General Blum is right, and so were the other ten former heads of the National Guard Bureau.
Not only do Guard (and Reserve) units get hand me downs, in many cases there are no hand me downs to hand down. Very rarely are all the active duty units up to full complement in areas like communications, logistics support and motor transport. This was a problem even during the fat years of the Reagan Era. (The Clinton administration was able to improve overall on hand readiness in the Army by simply shutting down entire divisions. The reason so many guard units are equipped with modern systems like the M1 is that Clinton reduced the number of Army divisions from 18 to 10. It’s a good thing we didn’t need that big Army anymore!)
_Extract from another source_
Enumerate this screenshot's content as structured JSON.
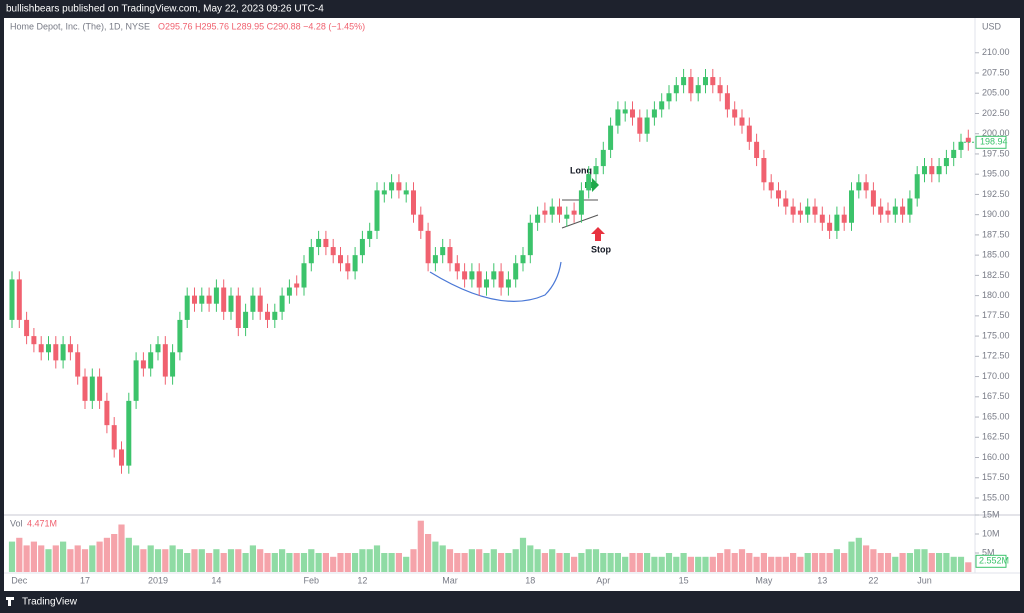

Why? Because there is no natural political constituency for awarding big fat procurement contracts for “luxuries” like field radios and armored vests. It goes without saying that while the President proposes Congress disposes. A nifty new destroyer keeps thousands of high paying skilled laborers employed at the Bath Iron Works, in Maine. A contract for 1,500 Sincgars radios might employ 150 people for five years in one congressional district. Then that’s probably enough field radios to equip ten battalions of the National Guard.
All that said, the idea that a field radio is obsolete is a bit of a stretch. If the primary requirement is capability to talk from point A to point B, then the old style PRC and VRC radio sets from the 1960s function well enough. I will acknowledge that those radios are less capable than modern sets and that due to age they may be more difficult to keep in service. Still, all you need for disaster relief is basic push to talk technology.
I’m all for giving the bestest most modern stuff to all the services. When it comes down to choosing between radios for the Guard and a bridge to nowhere in Alaska, that’s an easy one.